長野・善光寺近くの地域住民が集うシンカイでの一枚
とはいえ、多拠点生活を豊かにするためにあらゆる無駄を削ぎ落とすミニマリストになる必要はない。むしろ、思考においては反対の非合理性が重要だと思う。
例えば、時間の捉え方。拠点の変更においては、それなりの時間がかかるのが一般的なケースだろう。地域によっては現地で車の運転が必要だったり、1時間にバスが数本しか来ないこともある。
ここで重要なのは、時間の価値換算をしないこと。現地での人との交流や環境から得られる刺激などの暮らしの価値に目を向けて欲しい。そして移動すらも、電波の悪い電車での読書、寄り道をしながらのドライブなど、体験価値へと脳内変換できるかが重要だ。
私は、電波が入らない環境で森林浴をしながら考え事をするために、定期的に白神山地の森を訪れる。また、ふもとの町のコミュニティスペースで仕事をしていると、地域の方が話しかけてくれて世間話を30分以上することもある。時間は大切ではあるものの、時を忘れてその土地での暮らしを楽しむという姿勢こそが、多拠点生活をより豊かにしてくれる。
電波も届かない白神山地のブナの森にて
多拠点生活で気をつけたいこと
最後に、多拠点生活を育む上で、ぜひ気をつけてほしいポイントを紹介する。
ひとつは、移動を目的化しないということ。多拠点生活をしながら、47都道府県すべてに行ってみたいと思う人もいるかもしれない。しかし、色々な地域に行くこと自体が目的になると、移動頻度が増えて疲れてしまう可能性が高い。

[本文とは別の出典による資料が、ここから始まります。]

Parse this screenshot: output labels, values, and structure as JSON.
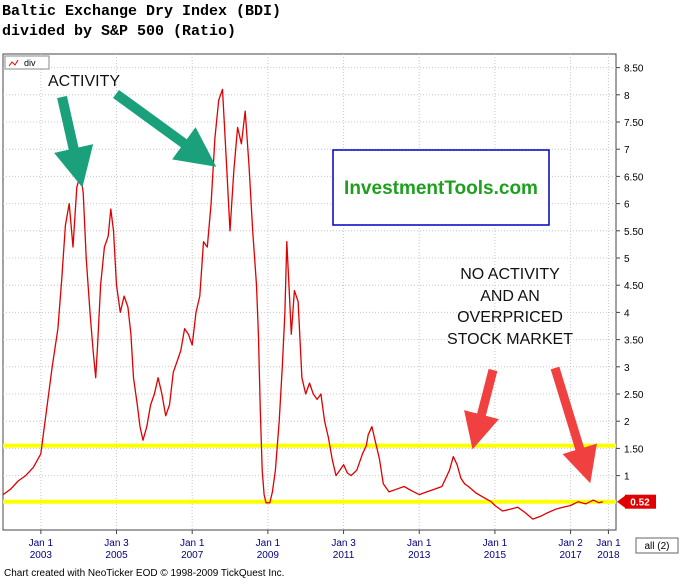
{
  "title_line1": "Baltic Exchange Dry Index (BDI)",
  "title_line2": "divided by S&P 500 (Ratio)",
  "footer": "Chart created with NeoTicker EOD © 1998-2009 TickQuest Inc.",
  "legend_label": "div",
  "watermark": "InvestmentTools.com",
  "range_button": "all (2)",
  "annotations": {
    "activity": "ACTIVITY",
    "no_activity_lines": [
      "NO ACTIVITY",
      "AND AN",
      "OVERPRICED",
      "STOCK MARKET"
    ]
  },
  "colors": {
    "series": "#e00000",
    "highlight": "#ffff00",
    "grid": "#c8c8c8",
    "arrow_teal": "#1aa07a",
    "arrow_red": "#f04040",
    "axis_text": "#000080",
    "watermark_text": "#1ea01e",
    "watermark_border": "#0000c0",
    "last_value_bg": "#e00000"
  },
  "chart_data": {
    "type": "line",
    "ylim": [
      0,
      8.75
    ],
    "y_ticks": [
      1,
      1.5,
      2,
      2.5,
      3,
      3.5,
      4,
      4.5,
      5,
      5.5,
      6,
      6.5,
      7,
      7.5,
      8,
      8.5
    ],
    "y_tick_labels": [
      "1",
      "1.50",
      "2",
      "2.50",
      "3",
      "3.50",
      "4",
      "4.50",
      "5",
      "5.50",
      "6",
      "6.50",
      "7",
      "7.50",
      "8",
      "8.50"
    ],
    "x_ticks": [
      {
        "x": 2003.0,
        "line1": "Jan 1",
        "line2": "2003"
      },
      {
        "x": 2005.0,
        "line1": "Jan 3",
        "line2": "2005"
      },
      {
        "x": 2007.0,
        "line1": "Jan 1",
        "line2": "2007"
      },
      {
        "x": 2009.0,
        "line1": "Jan 1",
        "line2": "2009"
      },
      {
        "x": 2011.0,
        "line1": "Jan 3",
        "line2": "2011"
      },
      {
        "x": 2013.0,
        "line1": "Jan 1",
        "line2": "2013"
      },
      {
        "x": 2015.0,
        "line1": "Jan 1",
        "line2": "2015"
      },
      {
        "x": 2017.0,
        "line1": "Jan 2",
        "line2": "2017"
      },
      {
        "x": 2018.0,
        "line1": "Jan 1",
        "line2": "2018"
      }
    ],
    "xlim": [
      2002.0,
      2018.2
    ],
    "highlight_levels": [
      1.55,
      0.52
    ],
    "last_value": 0.52,
    "last_value_label": "0.52",
    "series": [
      {
        "points": [
          [
            2002.0,
            0.65
          ],
          [
            2002.2,
            0.75
          ],
          [
            2002.4,
            0.9
          ],
          [
            2002.6,
            1.0
          ],
          [
            2002.8,
            1.15
          ],
          [
            2003.0,
            1.4
          ],
          [
            2003.15,
            2.2
          ],
          [
            2003.3,
            3.0
          ],
          [
            2003.45,
            3.7
          ],
          [
            2003.55,
            4.6
          ],
          [
            2003.65,
            5.6
          ],
          [
            2003.75,
            6.0
          ],
          [
            2003.85,
            5.2
          ],
          [
            2003.95,
            6.3
          ],
          [
            2004.05,
            6.55
          ],
          [
            2004.12,
            6.2
          ],
          [
            2004.2,
            5.0
          ],
          [
            2004.3,
            4.0
          ],
          [
            2004.38,
            3.3
          ],
          [
            2004.45,
            2.8
          ],
          [
            2004.5,
            3.4
          ],
          [
            2004.58,
            4.5
          ],
          [
            2004.68,
            5.2
          ],
          [
            2004.78,
            5.4
          ],
          [
            2004.85,
            5.9
          ],
          [
            2004.92,
            5.5
          ],
          [
            2005.0,
            4.5
          ],
          [
            2005.1,
            4.0
          ],
          [
            2005.2,
            4.3
          ],
          [
            2005.3,
            4.1
          ],
          [
            2005.38,
            3.6
          ],
          [
            2005.45,
            2.8
          ],
          [
            2005.55,
            2.3
          ],
          [
            2005.62,
            1.9
          ],
          [
            2005.7,
            1.65
          ],
          [
            2005.8,
            1.9
          ],
          [
            2005.9,
            2.3
          ],
          [
            2006.0,
            2.5
          ],
          [
            2006.1,
            2.8
          ],
          [
            2006.2,
            2.5
          ],
          [
            2006.3,
            2.1
          ],
          [
            2006.4,
            2.3
          ],
          [
            2006.5,
            2.9
          ],
          [
            2006.6,
            3.1
          ],
          [
            2006.7,
            3.3
          ],
          [
            2006.8,
            3.7
          ],
          [
            2006.9,
            3.6
          ],
          [
            2007.0,
            3.4
          ],
          [
            2007.1,
            4.0
          ],
          [
            2007.2,
            4.3
          ],
          [
            2007.3,
            5.3
          ],
          [
            2007.4,
            5.2
          ],
          [
            2007.5,
            6.0
          ],
          [
            2007.6,
            7.2
          ],
          [
            2007.7,
            7.9
          ],
          [
            2007.8,
            8.1
          ],
          [
            2007.9,
            6.8
          ],
          [
            2008.0,
            5.5
          ],
          [
            2008.1,
            6.6
          ],
          [
            2008.2,
            7.4
          ],
          [
            2008.3,
            7.1
          ],
          [
            2008.4,
            7.7
          ],
          [
            2008.5,
            6.7
          ],
          [
            2008.6,
            5.5
          ],
          [
            2008.7,
            4.5
          ],
          [
            2008.75,
            3.6
          ],
          [
            2008.8,
            2.2
          ],
          [
            2008.85,
            1.1
          ],
          [
            2008.9,
            0.65
          ],
          [
            2008.95,
            0.5
          ],
          [
            2009.05,
            0.5
          ],
          [
            2009.12,
            0.7
          ],
          [
            2009.2,
            1.1
          ],
          [
            2009.3,
            2.0
          ],
          [
            2009.38,
            3.0
          ],
          [
            2009.45,
            4.0
          ],
          [
            2009.5,
            5.3
          ],
          [
            2009.55,
            4.6
          ],
          [
            2009.62,
            3.6
          ],
          [
            2009.7,
            4.4
          ],
          [
            2009.8,
            4.2
          ],
          [
            2009.9,
            2.8
          ],
          [
            2010.0,
            2.5
          ],
          [
            2010.1,
            2.7
          ],
          [
            2010.2,
            2.5
          ],
          [
            2010.3,
            2.4
          ],
          [
            2010.4,
            2.5
          ],
          [
            2010.5,
            2.0
          ],
          [
            2010.6,
            1.7
          ],
          [
            2010.7,
            1.3
          ],
          [
            2010.8,
            1.0
          ],
          [
            2010.9,
            1.1
          ],
          [
            2011.0,
            1.2
          ],
          [
            2011.1,
            1.05
          ],
          [
            2011.2,
            1.0
          ],
          [
            2011.35,
            1.1
          ],
          [
            2011.5,
            1.4
          ],
          [
            2011.6,
            1.55
          ],
          [
            2011.65,
            1.75
          ],
          [
            2011.75,
            1.9
          ],
          [
            2011.85,
            1.6
          ],
          [
            2011.95,
            1.3
          ],
          [
            2012.05,
            0.85
          ],
          [
            2012.2,
            0.7
          ],
          [
            2012.4,
            0.75
          ],
          [
            2012.6,
            0.8
          ],
          [
            2012.8,
            0.72
          ],
          [
            2013.0,
            0.65
          ],
          [
            2013.2,
            0.7
          ],
          [
            2013.4,
            0.75
          ],
          [
            2013.6,
            0.8
          ],
          [
            2013.8,
            1.1
          ],
          [
            2013.9,
            1.35
          ],
          [
            2014.0,
            1.2
          ],
          [
            2014.1,
            0.95
          ],
          [
            2014.2,
            0.85
          ],
          [
            2014.3,
            0.8
          ],
          [
            2014.5,
            0.68
          ],
          [
            2014.7,
            0.6
          ],
          [
            2014.9,
            0.52
          ],
          [
            2015.0,
            0.45
          ],
          [
            2015.2,
            0.35
          ],
          [
            2015.4,
            0.38
          ],
          [
            2015.6,
            0.42
          ],
          [
            2015.8,
            0.32
          ],
          [
            2016.0,
            0.2
          ],
          [
            2016.2,
            0.25
          ],
          [
            2016.4,
            0.32
          ],
          [
            2016.6,
            0.38
          ],
          [
            2016.8,
            0.42
          ],
          [
            2017.0,
            0.45
          ],
          [
            2017.2,
            0.52
          ],
          [
            2017.4,
            0.48
          ],
          [
            2017.6,
            0.55
          ],
          [
            2017.75,
            0.5
          ],
          [
            2017.85,
            0.52
          ]
        ]
      }
    ]
  }
}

色々な地域を往来したい場合は、暮らしのテーマを明確にすることをすすめる。私の場合、「温泉」と「祭り」を主テーマに、豊かな温泉文化がある地域や、参加できる祭りがある地域を訪れてきた。テーマを設定すると、そこから派生して地域の歴史や文化を知り、地域のひととの関わりが生まれる。次々に新たな土地へ行くのではなく、同地域への再訪するという楽しみもできる。
岐阜・郡上八幡での郡上おどり(徹夜踊り)に参加した時の様子
二つ目は、じぶんの肌に合う土地を探すこと。人気の移住先ランキングや周囲の意見に左右されることなく、じぶんが暮らしてみて最もしっくりくる土地との多拠点生活をぜひ考えてほしい。
気候、食、地域文化・風土、物価など評価軸や重要度は人によって全く異なる。また、一定期間住んでみて違和感を感じればすぐに土地を離れてもいい。地域の友人とあまり会えなくなるのは寂しいけれど、土地に縛られることなく、柔軟に暮らしを変化させる。それこそが多拠点生活の最大の魅力だからだ。
まだまだコロナ後の世の中がどうなるか分からないものの、確実に暮らしの柔軟性が高まってきた今日。一度暮らしを見つめ直して、多拠点生活などの新たな選択肢を検討してみてはいかがだろう。